Thursday, October 1, 2015
Don't fence me in
VIEWS BEFORE AND AFTER
The apartment's government valuation was $1.6 million. That value has been reduced by $900,000 because a neighbor built a fort for his children.
From Dominion Post
A Wellington couple have seen their million-dollar harbour views stripped away after the council signed off on an imposing playground next-door.
Peter and Sylvia Aitchison, who live in an apartment on Roseneath's sought after Maida Vale Rd, accuse the Wellington City Council of failing them in allowing the large wooden structure to be built on their boundary line.
The fort-like structure has completely blocked their view of Wellington Harbour, instead leaving them with a close-up view of wooden planking.
The Aitchisons went to the council when they became aware the owner of the neighbouring property, David Walmsley, planned to build the large wooden play area.
They argued that resource consent was needed but the council disagreed saying the structure met district plan requirements.
The turreted fort went up in a "considerable flurry of activity" and the Aitchisons took their dispute with the council to the Environment Court, court documents show.
They argued before the court that the structure, more than 11m long and up to 4m high, had "walled them in".
It had led to a loss of natural light and direct sun, as well as impacting on their privacy andproperty value.
It also had adverse effects on their health and well-being, they said.
Council City Planning and Design manager Warren Ulusele said while the council understood the impact of the structure on the Aitchisons, it was bound to follow the district plan.

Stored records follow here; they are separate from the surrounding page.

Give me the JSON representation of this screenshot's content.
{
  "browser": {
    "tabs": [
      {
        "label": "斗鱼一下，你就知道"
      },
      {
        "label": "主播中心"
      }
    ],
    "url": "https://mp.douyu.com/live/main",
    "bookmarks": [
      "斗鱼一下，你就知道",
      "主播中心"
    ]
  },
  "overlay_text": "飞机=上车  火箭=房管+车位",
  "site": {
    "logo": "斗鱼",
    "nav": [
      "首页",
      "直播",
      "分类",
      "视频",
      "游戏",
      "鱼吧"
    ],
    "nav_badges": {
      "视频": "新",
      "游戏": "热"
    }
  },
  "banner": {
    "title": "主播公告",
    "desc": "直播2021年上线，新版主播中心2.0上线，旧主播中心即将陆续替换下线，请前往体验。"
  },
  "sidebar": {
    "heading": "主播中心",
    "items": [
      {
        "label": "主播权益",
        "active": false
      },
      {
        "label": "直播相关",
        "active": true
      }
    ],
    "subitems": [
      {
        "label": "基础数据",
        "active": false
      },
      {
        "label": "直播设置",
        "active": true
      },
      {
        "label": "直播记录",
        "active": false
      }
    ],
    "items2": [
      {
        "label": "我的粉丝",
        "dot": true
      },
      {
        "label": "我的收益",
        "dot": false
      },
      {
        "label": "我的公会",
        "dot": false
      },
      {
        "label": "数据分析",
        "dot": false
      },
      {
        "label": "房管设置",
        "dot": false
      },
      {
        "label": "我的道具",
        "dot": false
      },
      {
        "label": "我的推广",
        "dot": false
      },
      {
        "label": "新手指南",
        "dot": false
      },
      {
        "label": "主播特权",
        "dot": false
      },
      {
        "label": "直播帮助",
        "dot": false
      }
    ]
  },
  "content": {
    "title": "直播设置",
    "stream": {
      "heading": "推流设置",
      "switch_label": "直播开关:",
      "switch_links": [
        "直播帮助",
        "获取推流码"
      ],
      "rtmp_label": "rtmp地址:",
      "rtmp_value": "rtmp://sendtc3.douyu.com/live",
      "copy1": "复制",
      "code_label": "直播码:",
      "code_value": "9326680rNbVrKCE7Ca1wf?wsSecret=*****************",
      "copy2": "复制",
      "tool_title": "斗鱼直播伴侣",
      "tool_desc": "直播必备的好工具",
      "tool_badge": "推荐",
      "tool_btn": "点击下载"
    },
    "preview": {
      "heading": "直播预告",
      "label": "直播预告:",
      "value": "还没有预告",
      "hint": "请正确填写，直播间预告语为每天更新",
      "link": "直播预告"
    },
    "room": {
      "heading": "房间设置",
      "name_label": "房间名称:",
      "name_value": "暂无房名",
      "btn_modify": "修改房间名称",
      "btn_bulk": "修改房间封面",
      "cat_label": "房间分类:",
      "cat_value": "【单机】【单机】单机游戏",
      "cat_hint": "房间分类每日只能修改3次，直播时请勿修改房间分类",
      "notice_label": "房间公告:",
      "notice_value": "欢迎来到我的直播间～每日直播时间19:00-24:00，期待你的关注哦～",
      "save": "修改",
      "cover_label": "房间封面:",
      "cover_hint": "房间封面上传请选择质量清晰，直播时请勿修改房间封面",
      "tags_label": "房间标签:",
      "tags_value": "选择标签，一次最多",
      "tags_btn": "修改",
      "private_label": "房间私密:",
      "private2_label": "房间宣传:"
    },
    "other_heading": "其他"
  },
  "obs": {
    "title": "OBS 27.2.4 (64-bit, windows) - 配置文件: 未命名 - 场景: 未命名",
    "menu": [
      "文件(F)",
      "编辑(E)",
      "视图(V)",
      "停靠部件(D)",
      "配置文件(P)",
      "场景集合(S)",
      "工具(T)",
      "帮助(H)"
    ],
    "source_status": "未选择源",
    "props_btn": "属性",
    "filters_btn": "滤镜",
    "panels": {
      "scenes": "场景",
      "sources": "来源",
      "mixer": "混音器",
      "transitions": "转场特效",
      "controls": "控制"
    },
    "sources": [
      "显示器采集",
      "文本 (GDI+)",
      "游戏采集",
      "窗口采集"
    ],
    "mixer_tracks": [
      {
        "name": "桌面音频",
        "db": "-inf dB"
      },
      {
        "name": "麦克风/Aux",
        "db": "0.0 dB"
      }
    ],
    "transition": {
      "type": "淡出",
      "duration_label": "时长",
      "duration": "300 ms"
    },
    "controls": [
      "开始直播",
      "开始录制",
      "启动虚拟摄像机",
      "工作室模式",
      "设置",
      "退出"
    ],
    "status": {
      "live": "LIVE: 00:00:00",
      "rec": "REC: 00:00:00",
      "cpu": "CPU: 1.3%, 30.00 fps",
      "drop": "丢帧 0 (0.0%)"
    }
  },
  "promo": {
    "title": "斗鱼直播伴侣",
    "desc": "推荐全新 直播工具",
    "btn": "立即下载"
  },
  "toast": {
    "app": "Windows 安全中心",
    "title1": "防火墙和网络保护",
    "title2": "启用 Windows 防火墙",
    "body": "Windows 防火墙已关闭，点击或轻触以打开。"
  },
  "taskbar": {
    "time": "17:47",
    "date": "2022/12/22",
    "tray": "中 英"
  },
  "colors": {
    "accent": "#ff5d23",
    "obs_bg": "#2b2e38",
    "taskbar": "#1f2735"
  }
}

He admitted there was an option for the council to go to the Resource Management Act and ask for resource consent when considering structures that posed significant adverse effects, he said.
This process had a very high threshold and was not an an option taken lightly, Ulusele said.
However, the Environment Court said this was indeed a case for resource consent.
The council had made a mistake when it had decided the boundary between the two properties was at the top of a sloping retaining wall instead of at the bottom.
This impacted the height calculations and position of the structure in relation to building recession planes, the court said.
Instead of the structure's height being 2.5m from ground level on the Walmsley's property, which is permitted, it was 2.5m from the ground level of the Aitchisons' land.
Ulusele said the council would respect the Environment Court ruling, which would have significant impacts on future residential developments on sloping land in Wellington.
The district plan would have to be reviewed in light of the Environment Court's ruling, and structures that would have been approved could be knocked back in future, he said.
Neither the Aitchisons nor Walmsley could be reached for comment.
Another shuddersome thought is the racket of children racing along that boardwalk on the other side of the fence.